Just like at a traditional funeral, you can have a guest book stationed near the entrance so attendees can sign in. You might also make this a more interactive experience, offering additional paper and colorful pens for attendees to write out favorite memories and stories about the guest of honor. These can be read at the party or during a quiet time later.
Obituaries often call for donations to the deceased's favorite charity in their memory. Why not ask for donations to that favorite charity while the guest of honor can still appreciate the good being done in their name? You could offer envelopes at the entrance to the party where attendees can place cash or checks for the chosen charity. It’s also helpful to offer a link to the charity's website in the invitation so anyone who prefers to donate online can do so.

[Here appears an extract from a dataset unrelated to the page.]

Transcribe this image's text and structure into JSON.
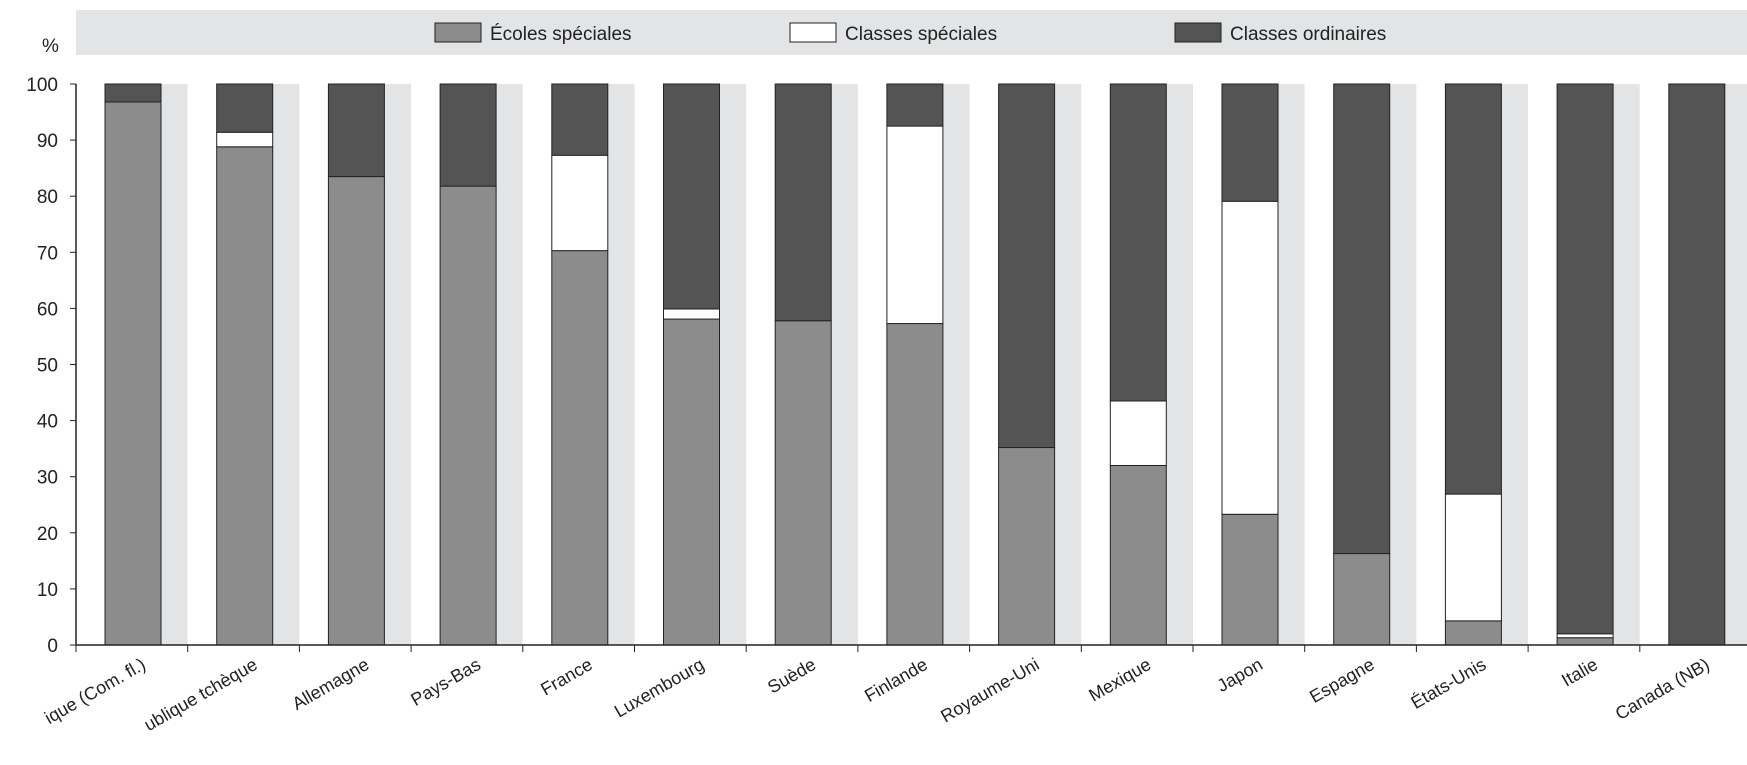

Where should you have this living funeral? There are so many places that might work well. The guest of honor's home, or the home of a close friend or family member, might be the perfect spot for a casual and comfortable gathering. This is an especially good idea if the guest of honor is physically unable to get out much. If home isn't suitable for a large party, a church meeting hall or restaurant's banquet room could work. If you're not interested in keeping it traditional, look for unconventional gathering places that suit the guest of honor's personality, like a local museum, athletic stadium, or concert hall.
If there's an element that wasn't mentioned here and you're wondering if you can incorporate it in a living funeral, the answer is probably yes. This kind of gathering can be endlessly personalized to perfectly suit the guest of honor. The sky is the limit to give them a party that shows how much people care.